Simply put, we can decompose the probability using Bayes’ rule as follows:

\(P(positive | word\_freq_1 , word\_freq_2, ...) = \frac{P(word\_freq_1 , word\_freq_2, ... | positive) \cdot P(positive)}{P(word\_freq_1 , word\_freq_2, ...)}\)
Does this look familiar? If we have a look at the numerator, we see the similarity between those probabilities and the ones that define our generative model. We need some further processing on the first term - \(P(positive | word\_freq_1, ...)\) - in order to get exactly what we need.

Naïve Bayes

Let us have a look at the numerator from the Bayes’ rule corresponding equation.

We can identify - \(P(positive)\) - from that equation. \(P(positive | word\_freq_1 , ...)\) looks also similar, but not identical. What can we do to make it identical? The answer is the Naïve Bayes assumption. In a nutshell, we assume independence between the features given the class. To realize why it is naïve, let us walk through the following example. Assume we have the next corpus of data:

  • In my opinion, the movie is not so bad. - positive

  • In my opinion, the movie is bad. - negative

  • In my opinion, the movie is quite bad. - negative

If we consider the word bad and we compute the probability of its existence given the class, we would intuitively get: \(P(bad|positive) = \frac{1}{3}\). However, if we consider the other features as well, we get a larger probability, i.e. \(P(bad|positive, not, so) = 1\), which is essentially 100% chance of having the word bad in our document, since we have only such an example. So, as we can see, bad can have positive connotations given other features from the text. That’s the main reason why the assumption that \(P(bad|positive, not, so) = P(bad|positive)\) is called naïve.

Inference

Moving forward, we now have almost all the ingredients to predict the class of a certain document. Let us examine the Bayes’ rule equation to understand what is missing. After considering the naïve assumption, what we end up with is: \(P(positive | word\_freq_1 , word\_freq_2, ...) = \frac{P(word\_freq_1 | positive) \cdot P( word\_freq_2|positive) \cdot ... \cdot P(positive)}{P(word\_freq_1 , word\_freq_2, ...)}\)

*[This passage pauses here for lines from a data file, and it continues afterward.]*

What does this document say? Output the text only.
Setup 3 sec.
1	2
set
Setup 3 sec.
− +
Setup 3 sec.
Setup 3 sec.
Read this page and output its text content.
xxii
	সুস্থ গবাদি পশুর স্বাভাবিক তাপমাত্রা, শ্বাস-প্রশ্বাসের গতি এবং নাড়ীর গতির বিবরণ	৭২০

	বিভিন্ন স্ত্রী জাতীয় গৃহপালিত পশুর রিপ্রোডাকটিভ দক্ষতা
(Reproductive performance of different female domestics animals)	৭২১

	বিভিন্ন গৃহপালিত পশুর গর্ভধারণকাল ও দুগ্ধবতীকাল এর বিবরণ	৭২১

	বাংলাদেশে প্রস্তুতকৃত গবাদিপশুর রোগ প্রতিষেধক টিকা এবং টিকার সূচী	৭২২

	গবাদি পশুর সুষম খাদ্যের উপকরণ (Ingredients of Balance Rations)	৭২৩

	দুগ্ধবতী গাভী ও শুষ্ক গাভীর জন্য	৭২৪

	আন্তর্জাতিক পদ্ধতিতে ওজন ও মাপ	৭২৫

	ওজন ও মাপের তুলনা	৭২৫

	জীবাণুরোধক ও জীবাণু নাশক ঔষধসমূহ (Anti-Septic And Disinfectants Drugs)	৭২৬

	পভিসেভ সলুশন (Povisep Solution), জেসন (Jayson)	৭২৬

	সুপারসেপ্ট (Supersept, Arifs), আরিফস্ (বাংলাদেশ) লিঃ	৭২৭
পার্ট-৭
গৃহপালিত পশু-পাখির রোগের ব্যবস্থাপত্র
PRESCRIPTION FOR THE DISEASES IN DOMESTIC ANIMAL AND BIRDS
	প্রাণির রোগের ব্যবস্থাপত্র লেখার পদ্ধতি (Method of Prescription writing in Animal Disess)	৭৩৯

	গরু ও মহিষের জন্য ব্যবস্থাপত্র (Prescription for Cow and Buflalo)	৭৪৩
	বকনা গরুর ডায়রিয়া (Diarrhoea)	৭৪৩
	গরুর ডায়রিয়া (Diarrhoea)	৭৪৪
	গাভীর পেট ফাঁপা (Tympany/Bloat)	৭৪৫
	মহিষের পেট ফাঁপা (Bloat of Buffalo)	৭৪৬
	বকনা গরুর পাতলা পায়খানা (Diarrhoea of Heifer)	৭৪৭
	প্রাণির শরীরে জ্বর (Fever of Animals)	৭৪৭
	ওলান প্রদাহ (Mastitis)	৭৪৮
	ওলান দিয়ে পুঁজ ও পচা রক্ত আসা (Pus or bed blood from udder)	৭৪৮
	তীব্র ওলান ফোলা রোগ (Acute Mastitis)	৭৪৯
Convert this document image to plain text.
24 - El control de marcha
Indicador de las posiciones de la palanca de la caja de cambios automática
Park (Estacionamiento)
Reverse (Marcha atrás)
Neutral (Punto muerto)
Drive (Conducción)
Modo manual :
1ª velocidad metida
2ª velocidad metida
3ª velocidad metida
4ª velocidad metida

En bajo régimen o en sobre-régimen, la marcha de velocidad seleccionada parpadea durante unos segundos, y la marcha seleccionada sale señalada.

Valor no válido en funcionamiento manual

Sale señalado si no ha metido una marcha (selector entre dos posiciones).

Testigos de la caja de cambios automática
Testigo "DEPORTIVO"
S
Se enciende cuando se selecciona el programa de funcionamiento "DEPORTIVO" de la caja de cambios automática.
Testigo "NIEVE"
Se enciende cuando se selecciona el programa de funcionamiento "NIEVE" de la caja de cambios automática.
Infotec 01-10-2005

Essentially, at this point, assume we have learned the prior \(P(positive)\) and the probabilities of the features \(P(word\_freq|class)\) that characterize our generative model. What we still need in order to predict the class of the text is the denominator from the equation from above \(P(word\_freq1, word\_freq2, ...)\). Since this is not normally easy to compute (we have to consider all possible combinations of all the features), we can simply drop it and consider only the numerator for the classification of the text. The consequence is that we do not have a probability distribution anymore (since we drop the denominator, which acts as a normalizing term), but the proportionality still holds, thus giving us the more likely class with the higher score.

Training

Up until now, we have seen how to actually use our model to predict the class of a certain text. The way this normally works, as in any Machine Learning setup, we first obtain these probabilities via training and then try to perform inference. In order to obtain these probabilities, we need to get the parameters of the corresponding distributions, by using the training data in order to estimate them. For getting the right parameters, we can use various approaches, among which Maximum Likelihood Estimation, Maximum a Posteriori, or full Bayesian approaches by estimating the full posterior are all suitable choices.